Les exigences de traçabilité physique et documentaire assurent donc au consommateur que la quantité exacte d’or Fairmined dans un produit spécifique a été produite suivant le Standard par une ou plusieurs organisations de mineurs artisanaux et à petite échelle mais garantissent aussi que l’achat du produit de consommation procure des bénéfices immédiats aux mines certifiées et aux régions alentours. Pour cela le prix de l’or doit suivre les cours de la LBMA (London Bullion Market Association) pour l’or et l’argent ou le cours du LPPM (London Platinium and Palladium Market) pour le platine, et doit être supérieur à (ou au moins égal à) 95% du prix du marché du métal pur fixé.
Le standard Fairmined pour l’or

Vous pouvez retrouvez plus en détail le standard Fairmined et sa dernière version ici.
Or Fairtrade
Il existe également un deuxième label un peu moins connu qui s’appelle « Fairtrade ». Le label « Fairmined » est délivré par une ONG colombienne alors que le « Fairtrade » a été lancé par la fondation Suisse Max Havelaar. Ce dernier, tout comme le label Fairmined, soutient les mines artisanales et mettent premièrement l’accent sur l’environnement, sans rejet de cyanure ni de mercure dans la nature et les conditions de travail sont la deuxième préoccupation.

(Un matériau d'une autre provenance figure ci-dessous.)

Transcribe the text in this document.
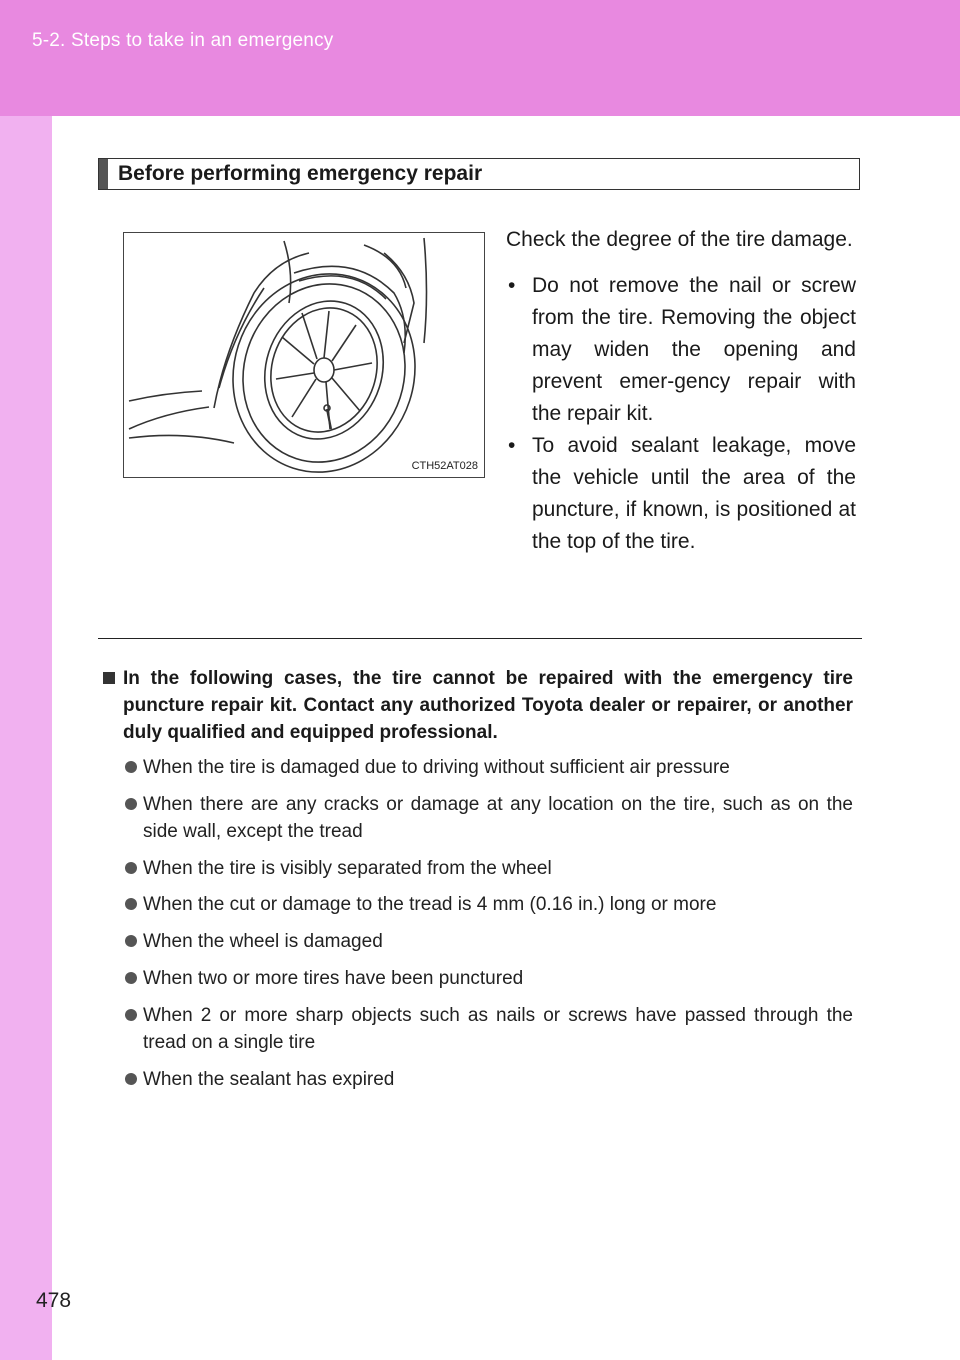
5-2. Steps to take in an emergency
Before performing emergency repair
CTH52AT028

Check the degree of the tire damage.

• Do not remove the nail or screw from the tire. Removing the object may widen the opening and prevent emer-gency repair with the repair kit.
• To avoid sealant leakage, move the vehicle until the area of the puncture, if known, is positioned at the top of the tire.
In the following cases, the tire cannot be repaired with the emergency tire puncture repair kit. Contact any authorized Toyota dealer or repairer, or another duly qualified and equipped professional.
When the tire is damaged due to driving without sufficient air pressure
When there are any cracks or damage at any location on the tire, such as on the side wall, except the tread
When the tire is visibly separated from the wheel
When the cut or damage to the tread is 4 mm (0.16 in.) long or more
When the wheel is damaged
When two or more tires have been punctured
When 2 or more sharp objects such as nails or screws have passed through the tread on a single tire
When the sealant has expired
478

L’or recyclé, une autre option
Comme je vous le disais au début de cet article l’or peut se recycler à l’infini sans perdre ses propriétés exceptionnelles. Il y a aujourd’hui assez d’or sur le marché pour pouvoir répondre aux besoins de la joaillerie, il suffit pour cela de penser à recycler les bijoux que l’on ne porte plus. Cette démarche est de plus en plus acceptée et encouragée par les joailliers qui récupèrent votre or pour vous faire de nouvelles créations. Attention ce n’est pas pour autant que l’or recyclé est parfait, il faut quand même utiliser des produits chimiques lors du processus mais il a au moins l’avantage d’être déjà extrait et le processus de refonte se fait en France donc beaucoup plus sous contrôle.
Les joailleries éthiques
Quelles sont les maisons de joaillerie qui se revendiquent éthiques ? L’une des pionnières sur le sujet est la société Chopard qui utilise depuis longtemps l’or Fairmined d’Amérique latine pour réaliser la palme d’or du Festival de Cannes ainsi que les collections de haute joaillerie « Green Carpet ». Aujourd’hui, la Maison Suisse n’utilise plus que de l’or Fairnined et recyclé pour l’ensemble de sa production tant horlogère que joaillière.
Dans la même veine, il y a Boucheron, Pomellato et Dodo qui affirment qu’ils n’utiliseront, à partir de 2020, plus que de l’or éthique ou recyclé et provenant d’acteurs certifiés RJC.
Depuis quelques années de jeunes joailleries éthiques ont vu le jour telles que : Paulette à bicyclette, April Paris, Or du monde, Héloïse et Abélard, Manal Paris, Mansano, Artaner Paris, Laure Desjonqueres, 57facettes… Ces joailleries connaissent un succès croissant car elles répondent à une vraie demande, qui est de consommer de façon responsable et raisonnée.
Et les pierres précieuses ?
Bien-sûr une joaillerie éthique ne se contente pas de s’assurer de la provenance de l’or utilisé, il y a également le sujet des pierres précieuses. Pour les diamants naturels, il y a aujourd’hui la possibilité de tracer leur provenance grâce au processus de Kimberley et certaines joailleries se sont même tournées vers le diamant de laboratoire. Vous pouvez d’ailleurs retrouver sur ce sujet mon article « Quoi penser du diamant de synthèse ? ».